BUG: Fix bugs in stata

Fix incorrect skipping in strl writer Fix incorrect byteorder when exporting bigendian Fix incorrect byteorder parsing when importing bigendian Improve test coverage for errors
pandas-dev · TomAugspurger · May 1, 2018 · Apr 20, 2018 · Apr 30, 2018 · Apr 30, 2018
commit a5f16532c0fa24e2715a57b35ae669c1f4ebd8c7
diff --git a/pandas/io/stata.py b/pandas/io/stata.py
@@ -1050,7 +1050,7 @@ def _read_new_header(self, first_char):
  if self.format_version not in [117, 118]:
  raise ValueError(_version_error)
  self.path_or_buf.read(21) # </release><byteorder>
- self.byteorder = self.path_or_buf.read(3) == "MSF" and '>' or '<'
+ self.byteorder = self.path_or_buf.read(3) == b'MSF' and '>' or '<'
  self.path_or_buf.read(15) # </byteorder><K>
  self.nvar = struct.unpack(self.byteorder + 'H',
  self.path_or_buf.read(2))[0]
@@ -1824,9 +1824,7 @@ def _dtype_to_stata_type(dtype, column):
  type inserted.
  """
  # TODO: expand to handle datetime to integer conversion
- if dtype.type == np.string_:
- return dtype.itemsize
- elif dtype.type == np.object_: # try to coerce it to the biggest string
+ if dtype.type == np.object_: # try to coerce it to the biggest string
  # not memory efficient, what else could we
  # do?
  itemsize = max_len_string_array(_ensure_object(column.values))
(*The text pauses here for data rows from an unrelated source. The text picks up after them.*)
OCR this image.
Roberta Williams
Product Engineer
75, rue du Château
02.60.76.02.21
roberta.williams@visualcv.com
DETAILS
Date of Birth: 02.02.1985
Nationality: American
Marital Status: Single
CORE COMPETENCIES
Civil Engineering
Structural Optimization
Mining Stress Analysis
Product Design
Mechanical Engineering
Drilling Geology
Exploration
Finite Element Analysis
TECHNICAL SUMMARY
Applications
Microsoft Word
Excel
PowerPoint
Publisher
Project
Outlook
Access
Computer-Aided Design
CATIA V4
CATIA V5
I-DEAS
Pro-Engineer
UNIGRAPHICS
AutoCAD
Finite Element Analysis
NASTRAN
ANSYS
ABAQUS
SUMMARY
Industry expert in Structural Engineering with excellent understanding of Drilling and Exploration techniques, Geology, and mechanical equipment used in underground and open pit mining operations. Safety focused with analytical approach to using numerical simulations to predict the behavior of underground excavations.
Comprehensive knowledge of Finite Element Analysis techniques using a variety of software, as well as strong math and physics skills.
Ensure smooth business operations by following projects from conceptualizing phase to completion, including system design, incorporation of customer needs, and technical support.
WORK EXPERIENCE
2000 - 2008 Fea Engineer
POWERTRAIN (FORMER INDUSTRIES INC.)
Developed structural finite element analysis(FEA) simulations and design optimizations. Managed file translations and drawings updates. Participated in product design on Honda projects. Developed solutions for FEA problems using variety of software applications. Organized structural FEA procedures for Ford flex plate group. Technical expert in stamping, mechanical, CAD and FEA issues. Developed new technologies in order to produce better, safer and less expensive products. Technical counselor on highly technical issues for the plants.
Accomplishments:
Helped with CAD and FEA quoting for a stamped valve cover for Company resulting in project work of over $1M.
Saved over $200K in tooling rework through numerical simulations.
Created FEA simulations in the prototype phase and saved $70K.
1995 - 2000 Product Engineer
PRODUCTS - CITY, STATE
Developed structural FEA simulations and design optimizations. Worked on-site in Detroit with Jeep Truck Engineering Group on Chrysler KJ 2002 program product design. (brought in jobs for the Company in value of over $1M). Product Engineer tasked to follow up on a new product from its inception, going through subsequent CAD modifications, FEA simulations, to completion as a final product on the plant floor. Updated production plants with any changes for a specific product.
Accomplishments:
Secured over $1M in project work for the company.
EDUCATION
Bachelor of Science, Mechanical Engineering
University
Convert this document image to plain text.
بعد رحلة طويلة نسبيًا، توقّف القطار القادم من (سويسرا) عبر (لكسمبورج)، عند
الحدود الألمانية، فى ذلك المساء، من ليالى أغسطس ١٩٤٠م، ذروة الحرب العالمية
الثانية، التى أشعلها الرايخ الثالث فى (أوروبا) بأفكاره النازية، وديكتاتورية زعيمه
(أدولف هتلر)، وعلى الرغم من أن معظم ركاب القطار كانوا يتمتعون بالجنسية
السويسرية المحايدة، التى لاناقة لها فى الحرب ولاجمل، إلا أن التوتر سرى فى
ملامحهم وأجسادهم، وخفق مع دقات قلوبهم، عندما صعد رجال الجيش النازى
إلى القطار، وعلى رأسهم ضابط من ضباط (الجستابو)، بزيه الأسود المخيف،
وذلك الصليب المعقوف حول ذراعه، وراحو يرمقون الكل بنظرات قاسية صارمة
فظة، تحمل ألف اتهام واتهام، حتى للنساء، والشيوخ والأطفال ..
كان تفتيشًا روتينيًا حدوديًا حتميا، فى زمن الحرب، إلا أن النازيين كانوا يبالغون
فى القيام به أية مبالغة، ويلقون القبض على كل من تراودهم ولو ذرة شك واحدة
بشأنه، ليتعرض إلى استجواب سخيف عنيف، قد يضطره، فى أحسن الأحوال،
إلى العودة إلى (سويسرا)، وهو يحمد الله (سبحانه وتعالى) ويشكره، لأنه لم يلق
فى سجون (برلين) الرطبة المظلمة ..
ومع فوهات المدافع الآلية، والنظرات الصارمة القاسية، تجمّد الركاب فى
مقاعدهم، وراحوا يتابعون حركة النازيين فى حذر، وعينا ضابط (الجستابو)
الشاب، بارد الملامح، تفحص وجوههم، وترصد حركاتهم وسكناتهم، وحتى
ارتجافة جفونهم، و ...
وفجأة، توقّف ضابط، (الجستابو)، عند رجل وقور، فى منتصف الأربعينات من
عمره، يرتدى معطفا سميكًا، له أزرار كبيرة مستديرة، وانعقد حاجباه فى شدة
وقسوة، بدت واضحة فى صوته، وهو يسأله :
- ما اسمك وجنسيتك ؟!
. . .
@@ -2347,25 +2345,30 @@ def _prepare_data(self):
  data = self._convert_strls(data)
 
  # 3. Convert bad string data to '' and pad to correct length
- dtype = []
+ dtypes = []
  data_cols = []
  has_strings = False
+ native_byteorder = self._byteorder == _set_endianness(sys.byteorder)
  for i, col in enumerate(data):
  typ = typlist[i]
  if typ <= self._max_string_length:
  has_strings = True
  data[col] = data[col].fillna('').apply(_pad_bytes, args=(typ,))
  stype = 'S%d' % typ
- dtype.append(('c' + str(i), stype))
+ dtypes.append(('c' + str(i), stype))
  string = data[col].str.encode(self._encoding)
  data_cols.append(string.values.astype(stype))
  else:
- dtype.append(('c' + str(i), data[col].dtype))
- data_cols.append(data[col].values)
- dtype = np.dtype(dtype)
-
- if has_strings:
- self.data = np.fromiter(zip(*data_cols), dtype=dtype)
+ values = data[col].values
+ dtype = data[col].dtype
+ if not native_byteorder:
+ dtype = dtype.newbyteorder(self._byteorder)
+ dtypes.append(('c' + str(i), dtype))
+ data_cols.append(values)
+ dtypes = np.dtype(dtypes)
+
+ if has_strings or not native_byteorder:
+ self.data = np.fromiter(zip(*data_cols), dtype=dtypes)
  else:
  self.data = data.to_records(index=False)
 
@@ -2403,9 +2406,7 @@ def _dtype_to_stata_type_117(dtype, column, force_strl):
  # TODO: expand to handle datetime to integer conversion
  if force_strl:
  return 32768
- if dtype.type == np.string_:
- return chr(dtype.itemsize)
- elif dtype.type == np.object_: # try to coerce it to the biggest string
+ if dtype.type == np.object_: # try to coerce it to the biggest string
  # not memory efficient, what else could we
  # do?
  itemsize = max_len_string_array(_ensure_object(column.values))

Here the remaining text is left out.